Charles R. Munnerlyn and Ronald Smith
A career on the cutting edge. At StoryCorps, Charles R. Munnerlyn talks with Aggie roommate and lifelong friend Ronald Smith about his early career, which included work with Intel founder Robert Noyce.
- [Charles] While I was in Port Lavaca and Matagorda Highland, I saved up my leave and went back to A&M to take some course, a math course, and I took it under Professor Kent, Kubert Kent, yes. The cube root of his class would pass. And I made an A.
- [Ronald] That kinda tells ya how smart he is.
- [Charles] So I was planning to go, when we got out, to go to graduate school, and I wanted to study optics and I had taken only one course in optics in physics. So one day I was going through the bulletins outside the head of department's office and there was a bulletin that said Institute of Optics, Rochester, New York. So I called Judy and told her that we were going to go to Rochester, New York. So that was a bit of a change for her. I got out of the service in March and I went to work at a company called LTV Electrosystems in Greenville, and my boss at TI had moved from TI to LTV Electrosystems and he notified me and invited me to come to work there. So I said, yes, but I'm going to school in the fall so I worked there until about September. And then we drove up to Rochester, New York and I remember we got to Buffalo, New York, and it was so cold we had to put on our coats and I think it was 65 degrees. So we got an apartment there from the school and I managed to get through four years.

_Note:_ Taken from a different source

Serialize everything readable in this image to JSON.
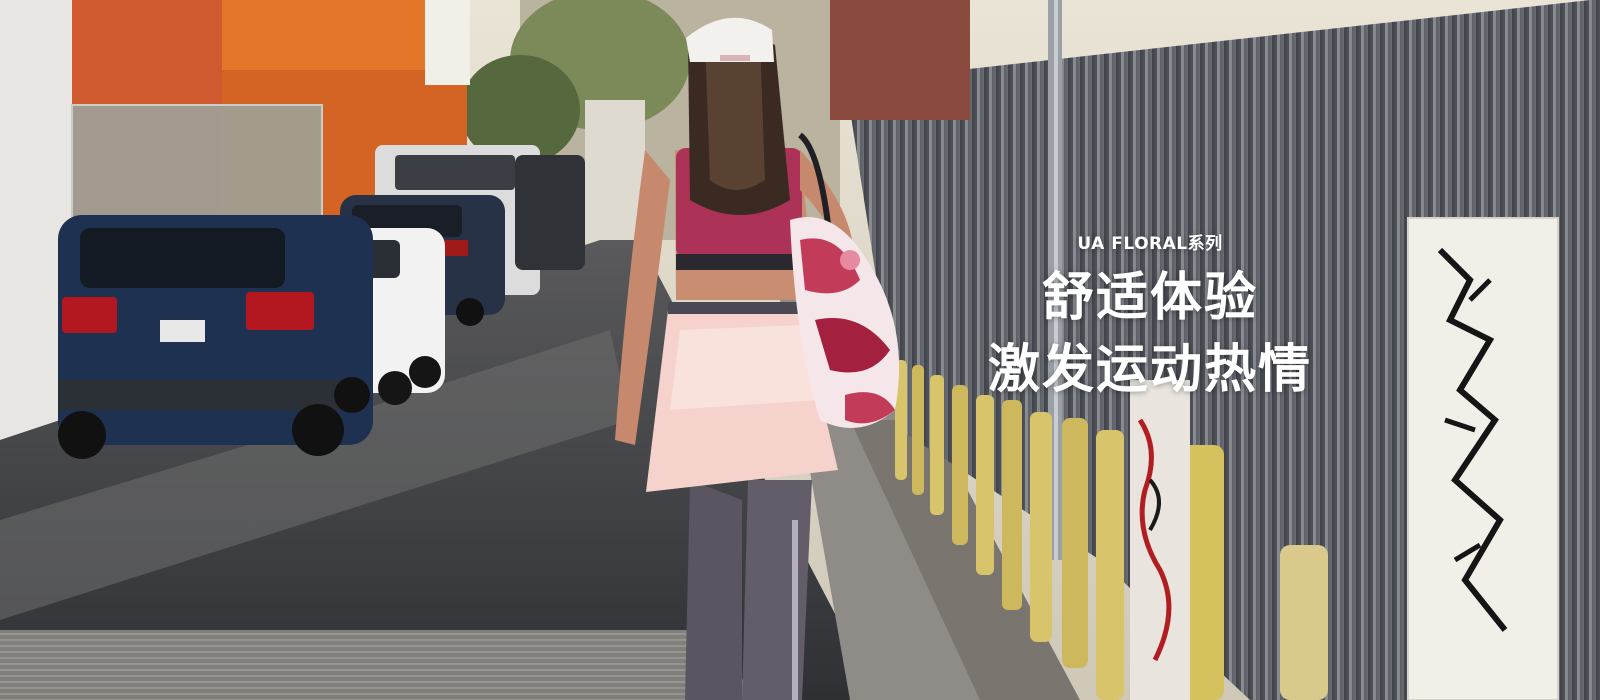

- [Ronald] And who'd you go to work for after you finished up at the, that was your doctorate that you were working on --
- [Charles] Yes, that was
- [Ronald] in Rochester. Yeah.
- [Charles] My professor said, while I went around interviewing at a lot of companies, my professor said he would match the highest salary I got offered. He wanted to sell the company. They just made lenses, and he wanted to make some products before they sold it because he felt that people would not be interested in just a lens-making company, they wanted to have some products to sell. So one of the products that we built was a automatic eye refractor. Someone came by and said they had a patent from a fellow and wanted to know if we could build this automatic eye refractor. Well I looked at the patent and I didn't think it would work the way it was shown, so I said yes, but as long as we can use our own technology. So we built an automatic eye refractor, and we were bought out by a company in Palo Alto, California. Shortly after we were bought out, we had a visit from the board of directors of the Palo Alto company. And one of the board members was Bob Noyce, who was the founder of Intel. He came to look at our product and we had planned to use a deck computer and he said that he had a device that we oughta look at. So we were one of the first companies ever to use the 4004 microprocessor. We hired a programmer to write the basic programs so we then moved out to Fairport, well we moved to Sunnyville, California a couple years later.